Though commercial surrogacy was legalized in India in 2002, emotional and health factors remain unanswered. The short term and long term effects of pregnancy are very long lists indeed. Short-term effects range from fatigue and vomiting to the swelling of joints and the long term effects range from scarring, varicose veins to lose skin and as for complications of pregnancy, they there are many. Some of these complications are life-threatening, like breast cancer. Poor women who rent out their womb do not care or even think about these things. And even if middle class women go for it, the motive is money. And that makes them vulnerable to exploitation. . Despite this invisibility, and denial, birth mothers are mothers. They have names and faces, hearts and stories. When birth is followed by the abrupt loss/separation from one's child, a mother is plunged into the most difficult of human experiences- grief, loss, despair, shame, and failure.

Indian women are vulnerable. A poor country like India badly needs a law on surrogacy and it badly needs to make payments to surrogate mothers illegal. The combination of poverty, illiteracy and the lack of power that women have over their own lives in India are a deadly combination. The modern science and law recognizes the man and his wife as the parents of the child but the surrogate mother is merely recognized as a labor who works for another person for wages. If surrogate motherhood becomes a legal ‘business’ then soon educated working women will start hiring wombs to prevent a break in their career. To take an extreme scenario, baby ‘factories’ could spring up, a scene from a horror movie which fortunately will not see the light of day as most countries have realized the downside of surrogacy.

Some argue that the people who seeks surrogates, seems to do so for the reason that either they can’t bear children or they can’t bear the pain of pregnancy. But why the option of ‘Adoption’ is not considerable for them? Adults want and need children; children need and want adults. It’s a perfect match. It's a win-win situation. There are many children who will never know love of parents in the orphanages but some couples choose unnatural way to have a baby using a surrogate. They want to be genetically linked to their child to be sure the child is exactly “theirs” continuation. Are they still living in the World of “ghar ka chirag” and “waris”?
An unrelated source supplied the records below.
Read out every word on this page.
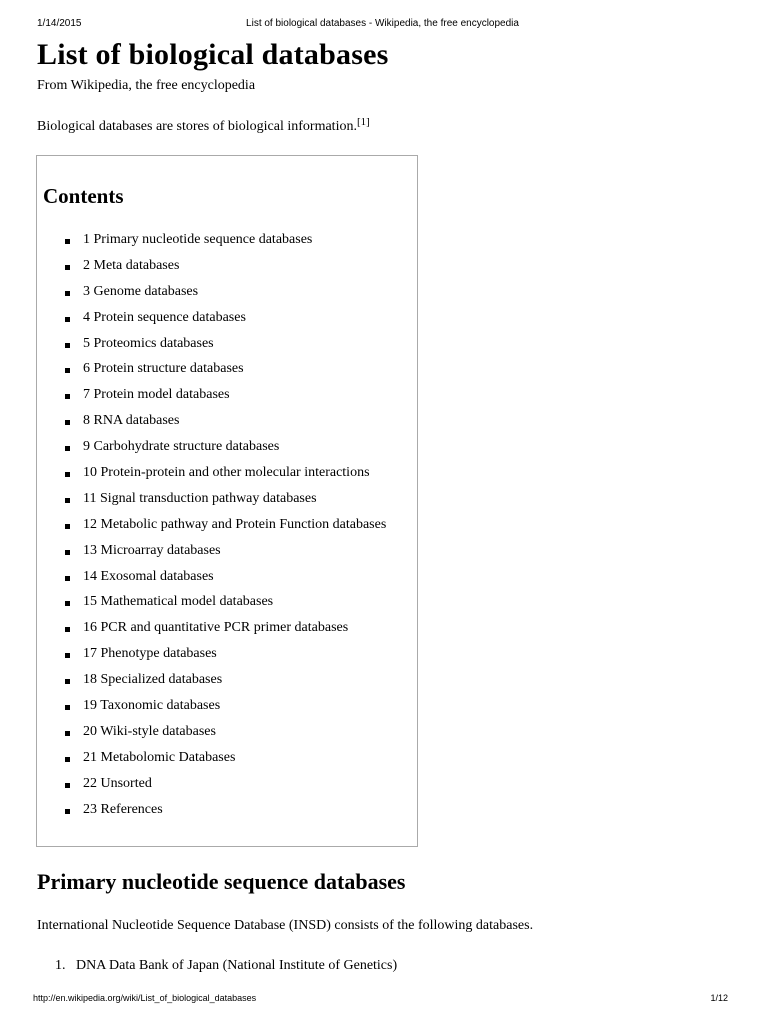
1/14/2015	List of biological databases - Wikipedia, the free encyclopedia
List of biological databases
From Wikipedia, the free encyclopedia
Biological databases are stores of biological information.[1]
Contents
1 Primary nucleotide sequence databases
2 Meta databases
3 Genome databases
4 Protein sequence databases
5 Proteomics databases
6 Protein structure databases
7 Protein model databases
8 RNA databases
9 Carbohydrate structure databases
10 Protein-protein and other molecular interactions
11 Signal transduction pathway databases
12 Metabolic pathway and Protein Function databases
13 Microarray databases
14 Exosomal databases
15 Mathematical model databases
16 PCR and quantitative PCR primer databases
17 Phenotype databases
18 Specialized databases
19 Taxonomic databases
20 Wiki-style databases
21 Metabolomic Databases
22 Unsorted
23 References
Primary nucleotide sequence databases
International Nucleotide Sequence Database (INSD) consists of the following databases.
1. DNA Data Bank of Japan (National Institute of Genetics)
http://en.wikipedia.org/wiki/List_of_biological_databases	1/12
People will have to realize that infertility is not a death sentence. Children are not products to be made. Our reproductive bodies are not to be blithely parceled and sold to someone else. And pregnancy is not a chore to be outsourced. It’s time for some more serious corrective thinking lest the reproductive madness get even more out of control, and we be morally complicit in furthering the exploitation of some lives for the making of another.